Halvor Moxnes (University of Oslo)
'What was Galilean Identity like? The problem of describing Galilee as a place for the historical Jesus'
Due to renewed historical interest, as well as many recent excavations, there has been an explosion of studies on Galilee, many of them with explicit discussion of their relevance for Historical Jesus studies. In this way the question of how to describe 1st century Galilee has been linked to discussions of how to understand the Historical Jesus in the Third Quest. This paper will investigate the assumptions and presuppositions that underlie the constructions of Galilee in recent studies. In its simplistic form the most important question has been "was Galilee Jewish?"
Recent studies have developed more sophisticated approaches: e.g. in his Archaeology and the Galilean Jesus, (2000), Jonathan L. Reed has a chapter on "The identity of the Galileans: Ethnic and religious considerations," and various arguments are developed one of the most recent collections of studies, edited by J. Zangenberg, H.W. Attridge and D.B. Martin (2007) is titled Religion, Ethnicity and Identity in Ancient Galilee.

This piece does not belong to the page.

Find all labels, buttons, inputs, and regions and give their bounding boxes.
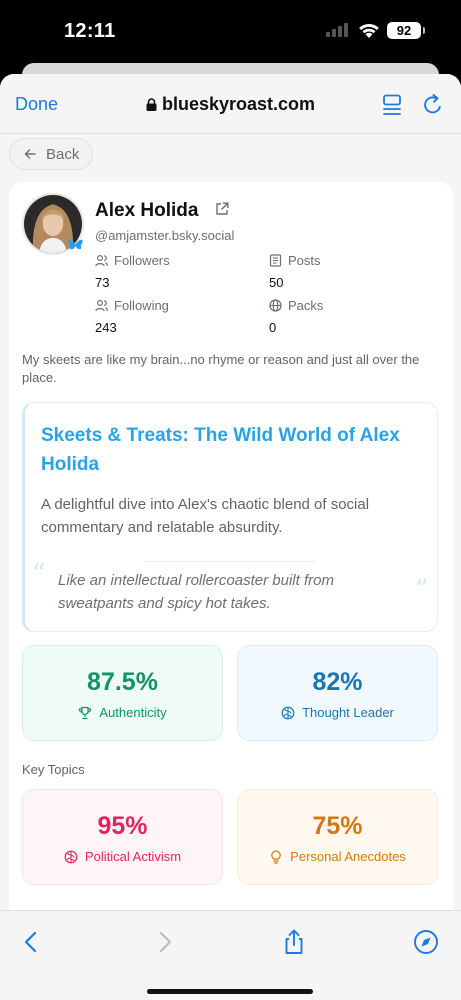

Yet in studies of the historical Jesus and early Christianity the terms "identity" and "ethnicity" are much used, but seldom discussed with regard to their history, development and use in current studies in social anthropology and sociology. To place the studies of 1st century Galilee within a wider context this paper will explore, for example, essentialist versus more process oriented understandings of these terms, and the links between "ethnicity" and "race", which were much used in the 19th and earliest 20th century. The term "nation" as an important identity category belongs also in this context; however, it is not discussed in recent studies of Galilee. Likewise there is a lack of awareness of the role that archaeology and historical descriptions play in constructions and legitimations of modern, national identities, so there is no discussion of the relation between the construction of ancient identities in Galilee and that of contemporary identities.
Respondent: James Crossley (University of Sheffield)

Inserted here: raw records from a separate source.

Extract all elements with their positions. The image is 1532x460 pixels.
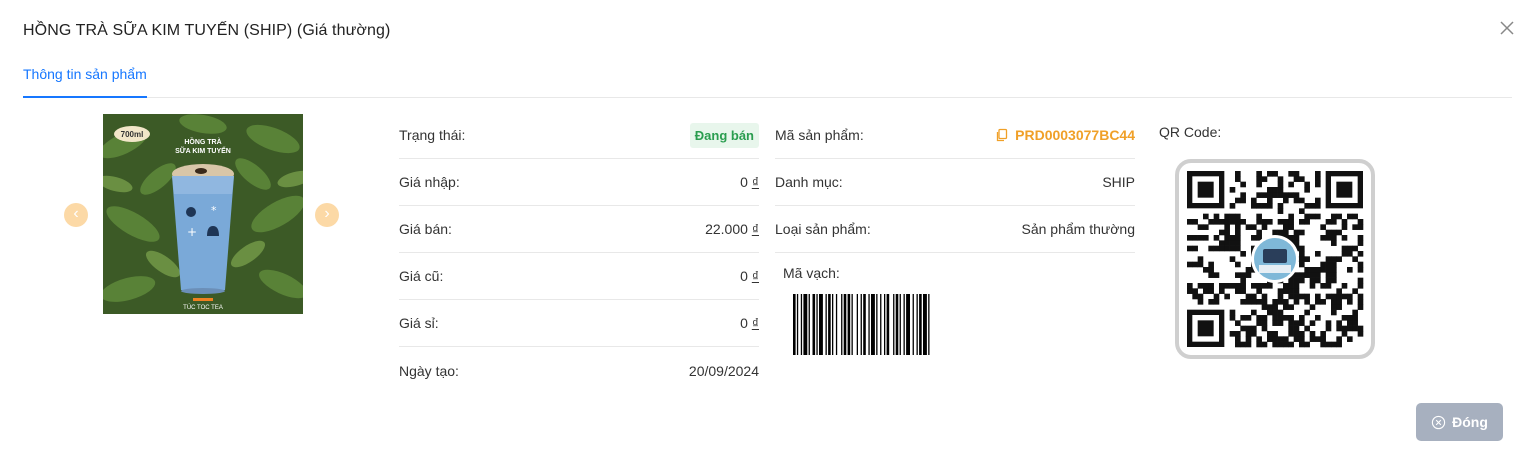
product-detail-modal: HỒNG TRÀ SỮA KIM TUYẾN (SHIP) (Giá thườn…: [0, 0, 1532, 460]
row-category: Danh mục: SHIP: [775, 159, 1135, 206]
chevron-right-icon[interactable]: ›: [315, 203, 339, 227]
qr-label: QR Code:: [1159, 124, 1222, 140]
created-date-value: 20/09/2024: [688, 362, 759, 379]
status-badge: Đang bán: [689, 122, 759, 148]
category-value: SHIP: [1102, 174, 1135, 190]
qr-code-image: [1175, 159, 1375, 359]
product-code-value: PRD0003077BC44: [1015, 127, 1135, 143]
product-type-label: Loại sản phẩm:: [775, 221, 871, 237]
product-code[interactable]: PRD0003077BC44: [995, 127, 1135, 143]
row-old-price: Giá cũ: 0 ₫: [399, 253, 759, 300]
created-date-label: Ngày tạo:: [399, 362, 459, 379]
size-tag: 700ml: [121, 130, 144, 139]
chevron-left-icon[interactable]: ‹: [64, 203, 88, 227]
status-label: Trạng thái:: [399, 127, 466, 143]
barcode-label: Mã vạch:: [783, 265, 840, 281]
svg-text:*: *: [211, 204, 217, 217]
import-price-value: 0 ₫: [740, 174, 759, 190]
barcode-image: [790, 294, 1018, 355]
row-product-type: Loại sản phẩm: Sản phẩm thường: [775, 206, 1135, 253]
category-label: Danh mục:: [775, 174, 843, 190]
wholesale-price-value: 0 ₫: [740, 315, 759, 331]
product-type-value: Sản phẩm thường: [1021, 221, 1135, 237]
old-price-value: 0 ₫: [740, 268, 759, 284]
tab-bar: Thông tin sản phẩm: [23, 60, 1512, 98]
row-sale-price: Giá bán: 22.000 ₫: [399, 206, 759, 253]
row-wholesale-price: Giá sỉ: 0 ₫: [399, 300, 759, 347]
import-price-label: Giá nhập:: [399, 174, 460, 190]
sale-price-label: Giá bán:: [399, 221, 452, 237]
svg-text:+: +: [187, 225, 197, 239]
info-table-right: Mã sản phẩm: PRD0003077BC44 Danh mục: SH…: [775, 112, 1135, 253]
product-code-label: Mã sản phẩm:: [775, 127, 864, 143]
close-button-label: Đóng: [1452, 414, 1488, 430]
copy-icon[interactable]: [995, 128, 1009, 142]
image-carousel: ‹ 700ml HỒNG TRÀ SỮA KIM TUYẾN * + TÚC T…: [64, 114, 344, 314]
info-table-left: Trạng thái: Đang bán Giá nhập: 0 ₫ Giá b…: [399, 112, 759, 394]
tab-product-info[interactable]: Thông tin sản phẩm: [23, 66, 147, 98]
sale-price-value: 22.000 ₫: [705, 221, 759, 237]
row-import-price: Giá nhập: 0 ₫: [399, 159, 759, 206]
modal-title: HỒNG TRÀ SỮA KIM TUYẾN (SHIP) (Giá thườn…: [23, 22, 391, 39]
product-image: 700ml HỒNG TRÀ SỮA KIM TUYẾN * + TÚC TOC…: [103, 114, 303, 314]
row-product-code: Mã sản phẩm: PRD0003077BC44: [775, 112, 1135, 159]
wholesale-price-label: Giá sỉ:: [399, 315, 439, 331]
close-icon[interactable]: [1498, 19, 1516, 37]
brand-mark: TÚC TOC TEA: [183, 304, 223, 311]
close-button[interactable]: Đóng: [1416, 403, 1503, 441]
row-status: Trạng thái: Đang bán: [399, 112, 759, 159]
close-circle-icon: [1431, 415, 1446, 429]
old-price-label: Giá cũ:: [399, 268, 444, 284]
row-created-date: Ngày tạo: 20/09/2024: [399, 347, 759, 394]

Michael F. Bird (Highland Theological College)
'Jesus the Messiah: A Role Declined? A Response to non-Messianic Jesus'
This paper examines recent arguments against the historical Jesus as a messianic claimant including arguments based on (1) Messiahship inferred from the resurrection; (2) The 'Messianic Secret' as proposed by William Wrede; (3) The disciples' enthusiasm for and the authorities' perception of Jesus as Messiah; (4) An inference from the titulus on the cross; and (5) Scripturizing of the tradition. In sum, this paper endeavours to demonstrate that the case against a messianic is Jesus is far weaker than it appears to be.